The purpose of this research project is to avoid cases with unnecessary emergency admissions of elderly, medical patients to reduce the risk of infections, delirium and physical and psychical loss of function at a vulnerable patient group. Moreover, the design of a new cross-sectorial patient pathway in the patient’s own home means fewer emergency admissions, and give the patients a possibility to play a more active role in their own treatment. Hospital treatment in own home is a smaller intervention in the daily life of the patient and is expected to result in increased quality of life.
By means of action research, practitioners from three municipalities and hospital as well as GPs will in close collaboration in an iterative process, where it is possible to make adjustments in route, find an organizing that can support an optimum treatment in the immediate environment of the citizen. When testing the patient pathway, we develop the pathway further by using patients’ and relatives’ first-hand experiences. The project strives towards a broad evaluation of the new hospital at home patient pathway, and therefore a series of methods such as literature reviews, qualitative interviews, focus groups, participant observations, dialogue meetings, questionnaires, analysis of administrative data and health economics/statistical calculations are used.
The research project is a joint project between 3 municipalities (Skive, Viborg, Silkeborg), GPs, the ED at Viborg Regional Hospital, Regional Hospital Central Jutland, and the prehospital services.
Inclusion happens when the GP/out-of-hours service/EMS-physician and a physician from the ED via a conference call jointly evaluate whether it is suitable for the acute ill patient to be hospital treated in own home. Inclusion criteria: the patient must be 65 years of age or above, live in own home or a nursing home, have been seen by the GP/out-of-hours service/EMS-physician in the case of disease in question, and must be able to understand and speak Danish. We expect that 566 patients are treated in own home, while 283 patients will be admitted to the emergency department and included in the control group.

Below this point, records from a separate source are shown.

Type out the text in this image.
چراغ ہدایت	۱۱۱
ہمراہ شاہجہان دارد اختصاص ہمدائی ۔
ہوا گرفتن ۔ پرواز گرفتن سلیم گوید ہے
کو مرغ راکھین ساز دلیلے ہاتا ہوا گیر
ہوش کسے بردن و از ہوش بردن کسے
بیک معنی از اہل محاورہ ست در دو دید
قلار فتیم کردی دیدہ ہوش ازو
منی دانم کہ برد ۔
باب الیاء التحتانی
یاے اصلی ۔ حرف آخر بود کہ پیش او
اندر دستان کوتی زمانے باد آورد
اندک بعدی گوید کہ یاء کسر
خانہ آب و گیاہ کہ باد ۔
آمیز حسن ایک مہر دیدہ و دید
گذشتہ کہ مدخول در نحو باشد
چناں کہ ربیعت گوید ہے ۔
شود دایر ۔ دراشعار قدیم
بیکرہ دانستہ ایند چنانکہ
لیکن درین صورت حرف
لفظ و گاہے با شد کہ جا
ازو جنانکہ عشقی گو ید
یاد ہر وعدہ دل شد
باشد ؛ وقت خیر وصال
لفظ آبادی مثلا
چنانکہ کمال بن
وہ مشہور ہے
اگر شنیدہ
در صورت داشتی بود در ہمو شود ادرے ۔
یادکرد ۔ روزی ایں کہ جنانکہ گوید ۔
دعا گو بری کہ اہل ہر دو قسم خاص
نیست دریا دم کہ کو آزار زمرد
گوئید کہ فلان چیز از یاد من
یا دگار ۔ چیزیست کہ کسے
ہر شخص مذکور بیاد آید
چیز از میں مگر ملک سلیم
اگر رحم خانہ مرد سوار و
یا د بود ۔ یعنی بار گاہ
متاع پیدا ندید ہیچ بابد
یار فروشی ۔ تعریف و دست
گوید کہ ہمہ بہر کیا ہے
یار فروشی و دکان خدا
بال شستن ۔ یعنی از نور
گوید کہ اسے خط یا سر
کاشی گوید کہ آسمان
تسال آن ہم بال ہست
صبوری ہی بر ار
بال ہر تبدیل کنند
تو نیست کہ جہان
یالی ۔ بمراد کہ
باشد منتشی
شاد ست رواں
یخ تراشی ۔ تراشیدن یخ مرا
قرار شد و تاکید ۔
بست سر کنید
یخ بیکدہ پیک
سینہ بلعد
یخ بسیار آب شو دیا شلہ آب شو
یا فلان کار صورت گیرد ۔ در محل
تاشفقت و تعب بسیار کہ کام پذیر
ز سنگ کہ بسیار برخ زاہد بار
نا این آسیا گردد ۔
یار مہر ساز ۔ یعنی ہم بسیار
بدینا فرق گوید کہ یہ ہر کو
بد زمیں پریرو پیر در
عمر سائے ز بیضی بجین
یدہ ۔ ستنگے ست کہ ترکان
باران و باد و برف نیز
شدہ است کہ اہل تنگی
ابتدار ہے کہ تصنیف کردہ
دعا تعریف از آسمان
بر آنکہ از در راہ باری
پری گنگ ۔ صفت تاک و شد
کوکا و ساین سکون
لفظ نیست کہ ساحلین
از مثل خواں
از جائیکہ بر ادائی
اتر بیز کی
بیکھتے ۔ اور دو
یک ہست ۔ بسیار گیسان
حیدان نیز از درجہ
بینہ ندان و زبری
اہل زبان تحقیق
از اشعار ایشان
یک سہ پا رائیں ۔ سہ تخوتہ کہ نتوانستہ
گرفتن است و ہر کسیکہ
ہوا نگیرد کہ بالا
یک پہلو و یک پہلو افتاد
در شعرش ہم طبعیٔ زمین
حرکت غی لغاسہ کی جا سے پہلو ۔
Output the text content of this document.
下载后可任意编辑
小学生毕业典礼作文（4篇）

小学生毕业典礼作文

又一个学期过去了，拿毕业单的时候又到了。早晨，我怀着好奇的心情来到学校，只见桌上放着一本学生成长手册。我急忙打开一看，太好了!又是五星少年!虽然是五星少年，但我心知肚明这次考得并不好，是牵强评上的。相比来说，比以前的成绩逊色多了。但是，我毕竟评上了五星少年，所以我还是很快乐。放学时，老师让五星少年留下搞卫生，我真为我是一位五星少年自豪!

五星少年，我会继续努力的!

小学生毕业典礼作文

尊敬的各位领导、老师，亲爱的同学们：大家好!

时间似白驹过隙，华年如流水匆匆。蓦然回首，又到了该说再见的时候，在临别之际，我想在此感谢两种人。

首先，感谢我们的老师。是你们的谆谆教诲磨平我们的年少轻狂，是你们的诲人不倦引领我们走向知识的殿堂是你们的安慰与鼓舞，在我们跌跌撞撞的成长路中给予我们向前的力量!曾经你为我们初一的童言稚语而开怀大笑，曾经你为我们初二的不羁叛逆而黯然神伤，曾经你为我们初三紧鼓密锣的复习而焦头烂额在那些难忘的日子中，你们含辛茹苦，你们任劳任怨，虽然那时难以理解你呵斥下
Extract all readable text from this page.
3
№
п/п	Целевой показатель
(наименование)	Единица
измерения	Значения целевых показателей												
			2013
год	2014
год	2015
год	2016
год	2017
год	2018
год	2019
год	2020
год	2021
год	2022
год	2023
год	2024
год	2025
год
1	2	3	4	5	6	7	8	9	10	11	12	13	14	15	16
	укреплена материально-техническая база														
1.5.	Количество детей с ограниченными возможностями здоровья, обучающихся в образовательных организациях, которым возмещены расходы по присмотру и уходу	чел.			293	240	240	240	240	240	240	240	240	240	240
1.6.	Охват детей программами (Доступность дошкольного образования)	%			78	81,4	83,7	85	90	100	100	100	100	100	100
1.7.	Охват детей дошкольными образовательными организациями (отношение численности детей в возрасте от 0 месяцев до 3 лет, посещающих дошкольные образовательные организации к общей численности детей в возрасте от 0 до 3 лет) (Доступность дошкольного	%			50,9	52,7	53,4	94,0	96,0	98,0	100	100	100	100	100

The expected output of the research project:
• A new organizing so that more elderly medical patients can be hospital treated in own home
• A reduction of unnecessary emergency admissions
• We identify for which elderly patients it could be a benefit to be treated in own home
• Knowledge about how to and the degree of involvement of elderly in their own treatment
• Due to a broad evaluation (health economics, clinical quality, experienced quality), the research project gives an insight into consequences of moving tasks from region to municipalities
• The action research approach gives a knowledge about how it is possible in municipalities, hospital and medical practice and across layers of organizations to collaborate and take joint responsibility when designing an alternative to emergency admissions
• A base for similar projects and new organization forms for other groups of patients, e.g. younger patients or other vulnerable groups of patients as children
• Insights that can be the base for political decisions concerning prioritizing of further actions concerning treatment in own home
It is a joint research project between 3 municipalities (Skive, Viborg, Silkeborg), GPs, the ED at Viborg Regional Hospital, Regional Hospital Central Jutland, and the prehospital services. Researchers from Department of Management, AU, Research Center for Emergency Medicine, and DEFACTUM support the cross-sectorial collaboration as to knowledge, investigate the process by organizing the new patient pathway across professions, sectors and organization forms, and investigate the effect of the new pathway, both as to quantity and quality. Internationally, Professor David Coghlan from Trinity Business School, Ireland, who is specialized in action research, is affiliated as consultant at the project.